For a moment, she forgets everything—her aching legs, her homesickness, even the vague feeling that someone's watching.

But when she steps out again, book in hand, the air feels different.

Not dangerous. But... alert.

She brushes the feeling away and walks further down the hill, passing tiled walls, bougainvillea-draped balconies, and scooters whizzing past in casual chaos. She snaps a photo of the sprawling bay down below. The ocean always calms her.

She finds a small fountain near a quiet courtyard and sits, pulling out her journal.

Her pen dances across the paper:

"Naples feels like a city that has loved and lost more times than it can count. Maybe that's why I like it so much."

She exhales slowly, absorbing the moment.

But what she doesn't see is the figure who lingers a few steps behind her path. Not close enough to be noticed. Not far enough to be forgotten.

"She's stopping again," Kai says, his voice low but exasperated. "Bookstore, fountain, now a journal. What next, a philosophical monologue in a chapel?"

Elias doesn't look away. "She's not doing it for show."

"I didn't say she was."

Elias studies her from the alley, concealed by shadows and motion.
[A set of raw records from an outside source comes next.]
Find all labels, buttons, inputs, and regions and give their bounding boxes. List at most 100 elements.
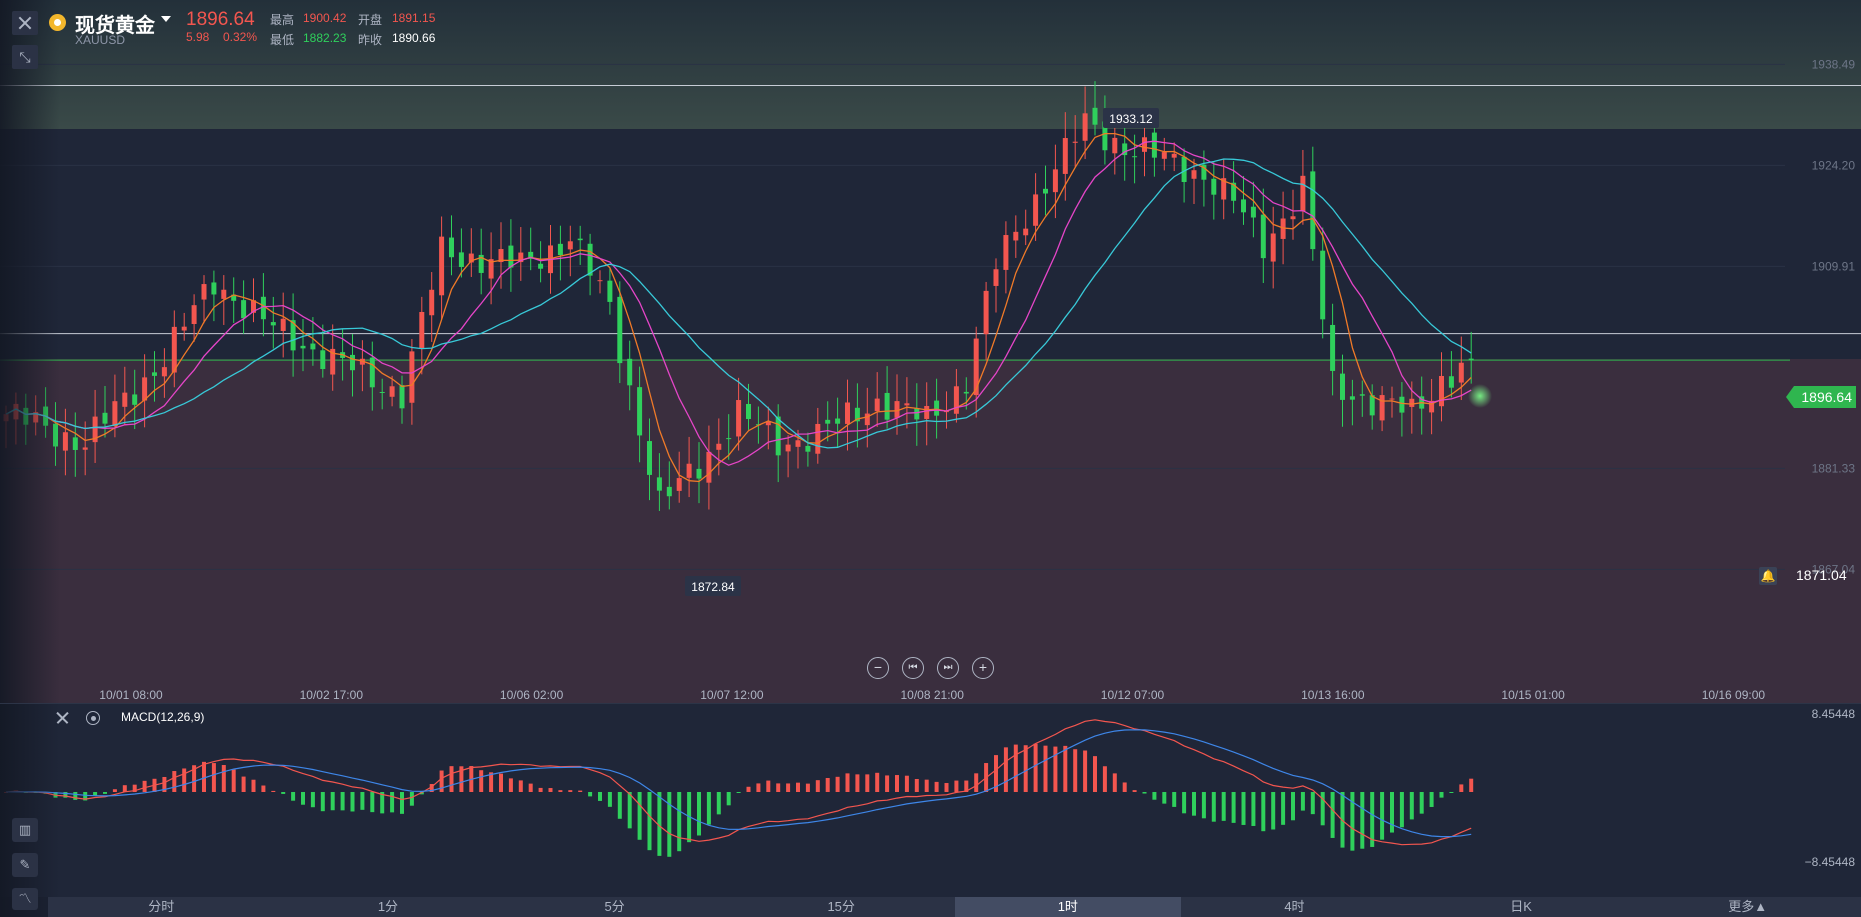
candle-body xyxy=(1280,218,1286,239)
candle-body xyxy=(676,478,682,491)
macd-histogram-bar xyxy=(1093,756,1097,792)
macd-histogram-bar xyxy=(419,792,424,795)
gold-coin-icon xyxy=(49,14,66,31)
macd-histogram-bar xyxy=(994,755,998,792)
macd-histogram-bar xyxy=(934,781,939,792)
alert-price[interactable]: 1871.04 xyxy=(1796,567,1847,583)
candle-body xyxy=(1132,156,1138,158)
x-tick-label: 10/16 09:00 xyxy=(1702,688,1766,702)
candle-body xyxy=(884,392,890,420)
macd-histogram-bar xyxy=(657,792,662,856)
macd-histogram-bar xyxy=(1063,745,1068,792)
candle-body xyxy=(1043,188,1048,194)
macd-histogram-bar xyxy=(172,771,177,792)
macd-histogram-bar xyxy=(390,792,395,813)
tab-6[interactable]: 4时 xyxy=(1284,899,1305,914)
candle-body xyxy=(656,477,662,491)
y-tick-label: 1924.20 xyxy=(1812,158,1856,172)
chart-line-icon[interactable]: 〽 xyxy=(12,888,38,910)
candle-body xyxy=(1290,216,1296,220)
macd-histogram-bar xyxy=(291,792,296,801)
candle-body xyxy=(726,438,732,440)
tab-4[interactable]: 15分 xyxy=(827,899,855,914)
candle-body xyxy=(538,263,544,269)
tab-7[interactable]: 日K xyxy=(1510,899,1532,914)
macd-histogram-bar xyxy=(1073,749,1078,792)
lower-band xyxy=(0,359,1861,703)
pencil-icon[interactable]: ✎ xyxy=(12,853,38,877)
macd-histogram-bar xyxy=(182,768,187,792)
macd-dea-line xyxy=(5,729,1472,838)
candle-body xyxy=(1320,250,1326,320)
candle-body xyxy=(1300,175,1306,212)
moving-average-line xyxy=(5,132,1472,483)
macd-histogram-bar xyxy=(162,776,167,792)
candle-body xyxy=(1052,169,1058,193)
macd-histogram-bar xyxy=(1043,745,1048,792)
candle-body xyxy=(696,468,702,479)
zoom-out-icon[interactable]: − xyxy=(867,657,889,679)
tab-1[interactable]: 分时 xyxy=(148,899,175,914)
candle-body xyxy=(359,358,365,365)
macd-histogram-bar xyxy=(310,792,315,808)
macd-histogram-bar xyxy=(726,792,731,806)
zoom-in-icon[interactable]: + xyxy=(972,657,994,679)
bell-icon[interactable]: 🔔 xyxy=(1759,567,1777,585)
macd-histogram-bar xyxy=(320,792,325,812)
macd-histogram-bar xyxy=(281,792,286,794)
macd-histogram-bar xyxy=(944,783,949,792)
candle-body xyxy=(449,237,454,258)
pane-divider xyxy=(0,703,1861,704)
prev-icon[interactable]: ⏮ xyxy=(902,657,924,679)
macd-histogram-bar xyxy=(1231,792,1236,823)
candle-body xyxy=(1399,396,1405,413)
candle-body xyxy=(260,296,266,320)
candle-body xyxy=(1171,153,1177,158)
candle-body xyxy=(241,300,247,319)
tab-3[interactable]: 5分 xyxy=(604,899,625,914)
candle-body xyxy=(1429,400,1435,413)
macd-histogram-bar xyxy=(1053,746,1058,792)
candle-body xyxy=(1201,164,1207,180)
candle-body xyxy=(379,391,385,393)
macd-histogram-bar xyxy=(192,765,197,792)
macd-histogram-bar xyxy=(845,773,850,792)
close-icon[interactable] xyxy=(55,711,69,725)
tab-5[interactable]: 1时 xyxy=(954,897,1182,917)
instrument-symbol: XAUUSD xyxy=(75,33,126,47)
macd-histogram-bar xyxy=(518,780,523,792)
macd-histogram-bar xyxy=(855,774,860,792)
macd-histogram-bar xyxy=(1350,792,1355,851)
gear-icon[interactable] xyxy=(86,711,100,725)
instrument-name[interactable]: 现货黄金 xyxy=(75,15,155,37)
candle-body xyxy=(914,408,920,420)
macd-histogram-bar xyxy=(360,792,365,810)
macd-histogram-bar xyxy=(1162,792,1167,804)
next-icon[interactable]: ⏭ xyxy=(937,657,959,679)
macd-histogram-bar xyxy=(508,778,513,792)
shrink-icon[interactable]: ⤡ xyxy=(12,45,38,69)
caret-down-icon[interactable] xyxy=(161,16,171,22)
high-label: 最高 xyxy=(270,13,295,27)
macd-histogram-bar xyxy=(241,776,246,792)
macd-histogram-bar xyxy=(83,792,88,801)
macd-histogram-bar xyxy=(1221,792,1226,821)
macd-histogram-bar xyxy=(746,786,751,792)
macd-histogram-bar xyxy=(1399,792,1404,828)
candle-body xyxy=(775,416,781,456)
current-price-glow xyxy=(1468,384,1492,408)
tab-2[interactable]: 1分 xyxy=(377,899,399,914)
candle-body xyxy=(201,284,207,300)
macd-histogram-bar xyxy=(1469,778,1474,792)
macd-histogram-bar xyxy=(1370,792,1375,847)
macd-histogram-bar xyxy=(865,774,870,792)
tab-8[interactable]: 更多▲ xyxy=(1728,899,1768,914)
candle-body xyxy=(1112,137,1118,154)
candle-body xyxy=(1151,132,1157,158)
candle-body xyxy=(1340,373,1345,400)
close-icon[interactable] xyxy=(12,11,38,35)
candle-body xyxy=(1033,194,1039,226)
indicator-icon[interactable]: ▥ xyxy=(12,818,38,842)
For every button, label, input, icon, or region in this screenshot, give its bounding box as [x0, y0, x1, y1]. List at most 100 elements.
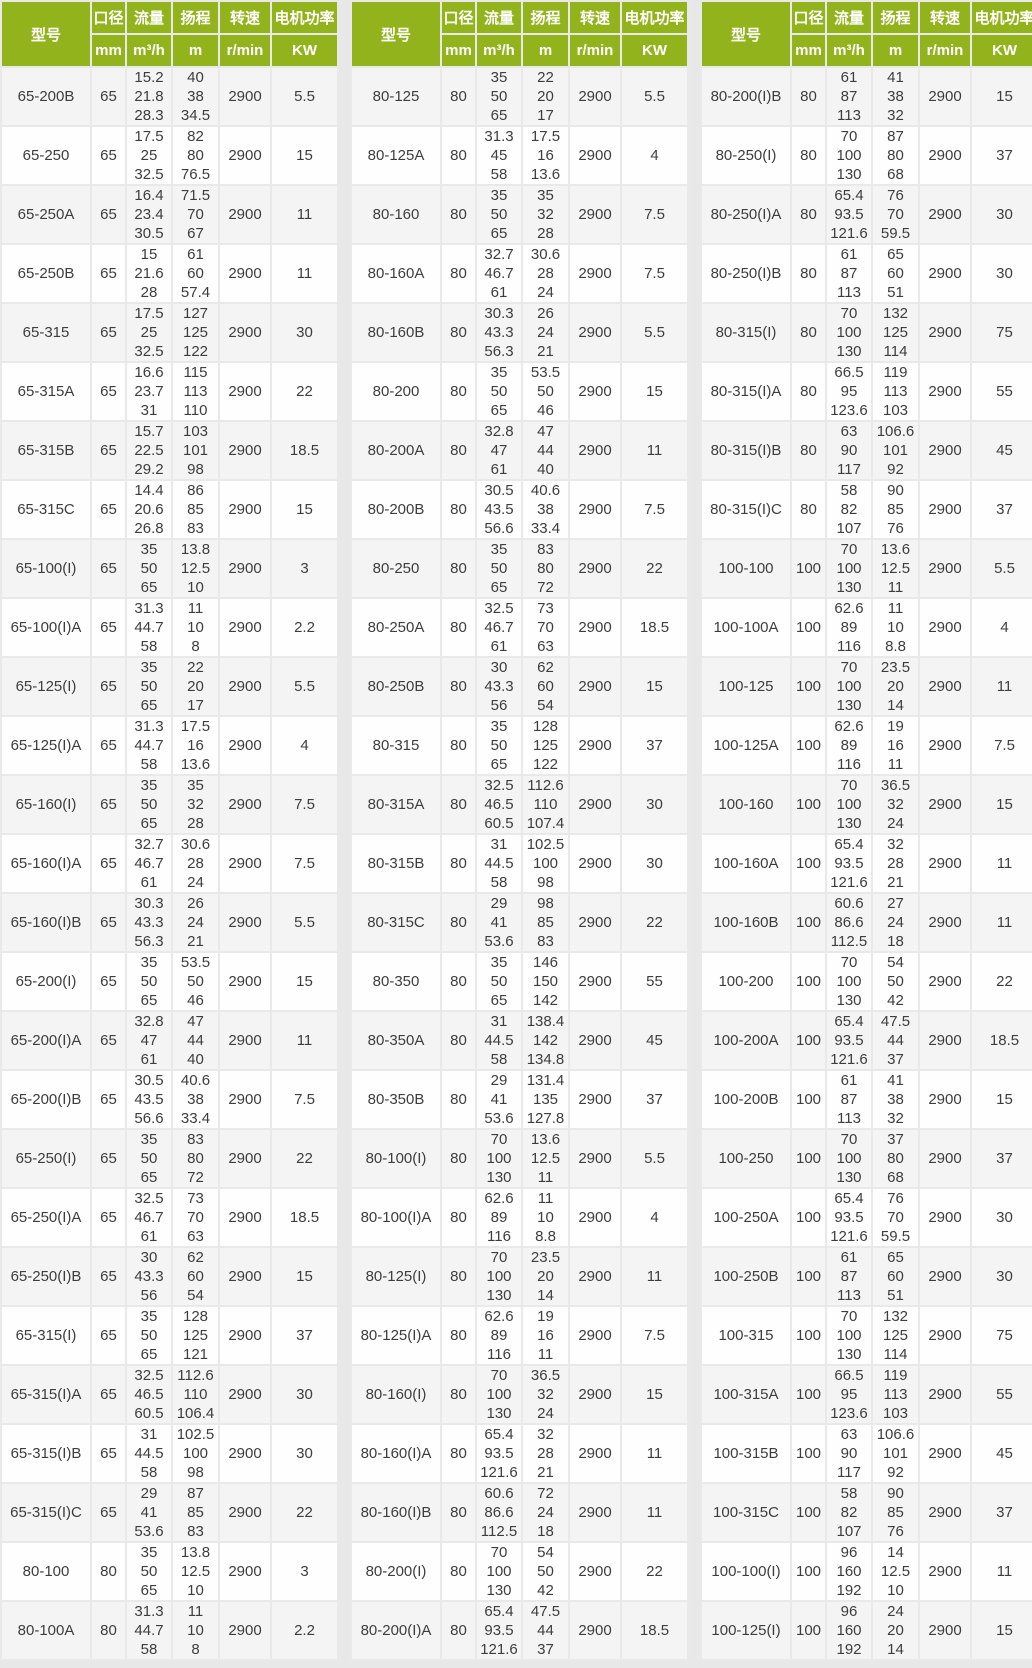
cell-power: 22	[270, 1128, 339, 1189]
cell-head: 72 24 18	[521, 1482, 570, 1543]
cell-flow: 96 160 192	[825, 1600, 873, 1661]
cell-speed: 2900	[568, 361, 622, 422]
cell-flow: 15.7 22.5 29.2	[125, 420, 173, 481]
cell-flow: 63 90 117	[825, 1423, 873, 1484]
table-row: 65-100(I) 65 35 50 65 13.8 12.5 10 2900 3	[0, 538, 339, 599]
cell-dn: 100	[790, 715, 827, 776]
cell-flow: 70 100 130	[825, 656, 873, 717]
table-row: 80-315(I)C 80 58 82 107 90 85 76 2900 37	[700, 479, 1032, 540]
cell-dn: 80	[440, 1069, 477, 1130]
cell-head: 112.6 110 106.4	[171, 1364, 220, 1425]
cell-speed: 2900	[568, 1010, 622, 1071]
cell-head: 40 38 34.5	[171, 66, 220, 127]
cell-power: 5.5	[270, 656, 339, 717]
table-row: 80-125(I)A 80 62.6 89 116 19 16 11 2900 7.5	[350, 1305, 689, 1366]
cell-speed: 2900	[918, 833, 972, 894]
cell-model: 80-350A	[350, 1010, 442, 1071]
cell-model: 65-315(I)	[0, 1305, 92, 1366]
cell-dn: 65	[90, 1246, 127, 1307]
cell-power: 22	[270, 1482, 339, 1543]
cell-head: 22 20 17	[521, 66, 570, 127]
table-row: 65-250A 65 16.4 23.4 30.5 71.5 70 67 2900 11	[0, 184, 339, 245]
cell-head: 83 80 72	[521, 538, 570, 599]
cell-head: 76 70 59.5	[871, 1187, 920, 1248]
cell-head: 26 24 21	[521, 302, 570, 363]
table-row: 80-125(I) 80 70 100 130 23.5 20 14 2900 11	[350, 1246, 689, 1307]
cell-speed: 2900	[918, 1364, 972, 1425]
cell-dn: 65	[90, 715, 127, 776]
cell-flow: 65.4 93.5 121.6	[825, 1010, 873, 1071]
cell-speed: 2900	[918, 1187, 972, 1248]
header-diameter: 口径	[440, 0, 477, 35]
cell-flow: 31.3 44.7 58	[125, 1600, 173, 1661]
cell-flow: 35 50 65	[125, 1541, 173, 1602]
cell-model: 65-100(I)	[0, 538, 92, 599]
table-row: 65-315A 65 16.6 23.7 31 115 113 110 2900 22	[0, 361, 339, 422]
cell-flow: 35 50 65	[125, 538, 173, 599]
cell-model: 80-160	[350, 184, 442, 245]
cell-flow: 32.8 47 61	[475, 420, 523, 481]
cell-flow: 65.4 93.5 121.6	[475, 1600, 523, 1661]
table-row: 65-315C 65 14.4 20.6 26.8 86 85 83 2900 15	[0, 479, 339, 540]
cell-power: 37	[970, 479, 1032, 540]
cell-head: 65 60 51	[871, 243, 920, 304]
table-header: 型号 口径 流量 扬程 转速 电机功率 mm m³/h m r/min KW	[350, 0, 689, 68]
cell-power: 37	[970, 125, 1032, 186]
cell-power: 30	[270, 1423, 339, 1484]
cell-dn: 80	[440, 892, 477, 953]
cell-dn: 100	[790, 1364, 827, 1425]
cell-model: 80-250B	[350, 656, 442, 717]
cell-power: 7.5	[620, 479, 689, 540]
cell-flow: 29 41 53.6	[475, 892, 523, 953]
cell-flow: 32.5 46.7 61	[475, 597, 523, 658]
cell-dn: 80	[440, 1364, 477, 1425]
cell-speed: 2900	[918, 1600, 972, 1661]
header-speed-unit: r/min	[918, 33, 972, 68]
cell-head: 19 16 11	[871, 715, 920, 776]
cell-model: 100-100(I)	[700, 1541, 792, 1602]
cell-flow: 32.5 46.5 60.5	[475, 774, 523, 835]
cell-power: 7.5	[620, 1305, 689, 1366]
table-row: 65-315 65 17.5 25 32.5 127 125 122 2900 30	[0, 302, 339, 363]
table-row: 65-315(I)C 65 29 41 53.6 87 85 83 2900 22	[0, 1482, 339, 1543]
cell-power: 5.5	[620, 302, 689, 363]
cell-model: 100-315A	[700, 1364, 792, 1425]
cell-flow: 35 50 65	[475, 184, 523, 245]
cell-speed: 2900	[568, 1187, 622, 1248]
cell-head: 35 32 28	[521, 184, 570, 245]
cell-model: 100-125	[700, 656, 792, 717]
cell-power: 7.5	[270, 774, 339, 835]
cell-model: 80-100(I)A	[350, 1187, 442, 1248]
cell-model: 80-160(I)B	[350, 1482, 442, 1543]
cell-speed: 2900	[918, 951, 972, 1012]
cell-speed: 2900	[218, 1600, 272, 1661]
cell-head: 47 44 40	[521, 420, 570, 481]
cell-dn: 80	[440, 774, 477, 835]
cell-model: 80-125A	[350, 125, 442, 186]
header-head-unit: m	[871, 33, 920, 68]
cell-head: 82 80 76.5	[171, 125, 220, 186]
cell-dn: 80	[90, 1541, 127, 1602]
cell-power: 37	[270, 1305, 339, 1366]
cell-power: 37	[620, 1069, 689, 1130]
table-row: 100-250A 100 65.4 93.5 121.6 76 70 59.5 2900…	[700, 1187, 1032, 1248]
cell-power: 5.5	[270, 892, 339, 953]
cell-model: 80-160A	[350, 243, 442, 304]
table-row: 100-100 100 70 100 130 13.6 12.5 11 2900 5.5	[700, 538, 1032, 599]
cell-dn: 65	[90, 774, 127, 835]
cell-head: 27 24 18	[871, 892, 920, 953]
table-row: 65-250(I)A 65 32.5 46.7 61 73 70 63 2900 18.5	[0, 1187, 339, 1248]
cell-dn: 80	[440, 66, 477, 127]
cell-model: 100-315C	[700, 1482, 792, 1543]
cell-speed: 2900	[218, 66, 272, 127]
cell-speed: 2900	[918, 715, 972, 776]
cell-model: 80-315(I)B	[700, 420, 792, 481]
cell-dn: 65	[90, 1305, 127, 1366]
cell-power: 55	[970, 1364, 1032, 1425]
cell-speed: 2900	[918, 1423, 972, 1484]
cell-flow: 70 100 130	[825, 1305, 873, 1366]
cell-model: 65-160(I)	[0, 774, 92, 835]
header-power-unit: KW	[620, 33, 689, 68]
table-row: 80-160B 80 30.3 43.3 56.3 26 24 21 2900 5.5	[350, 302, 689, 363]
He watches the way her shoulders rise and fall as she breathes, how her pen pauses like it's thinking for her.

"She feels things deeply," he says finally.

Kai narrows his eyes. "Since when do you chase women who feel things?"

Elias's expression doesn't change. "I'm not chasing her."

"Right," Kai says, crossing his arms. "You're just following her across a city you've already handled business in, skipping your return flight, and staring like a poet with a vendetta."

Elias finally turns to him, just slightly. "She's different."

Kai rolls his eyes but doesn't argue. There's something in Elias's voice he rarely hears—curiosity tangled with something softer.

From where they stand, Leila looks up at the sky. She tucks her journal away, stands, and turns toward the street that winds back down toward the station.

"She's heading back," Elias murmurs.

"Are you done watching now?" Kai asks.

Elias doesn't answer.

He just follows again.

Not too close.

Not yet.

Just enough to keep her in sight.

As the train station comes into view, Leila slows her steps.

There's a strange stillness in her chest, like the echo of a melody she hasn't heard before. The kind of feeling that doesn't belong to the moment, yet somehow lives inside it.

She tells herself it's just the day—the walking, the warmth of the sun, the ache of missing home softening into something gentler.

But a part of her knows better.

Something is shifting.

She glances over her shoulder, a flicker of instinct, but finds nothing out of place.

Still… the air hums like it knows a secret she's not ready to hear.

And as she boards the train, Leila keeps her gaze on the window—not knowing that someone else is doing the same, just a few seats behind.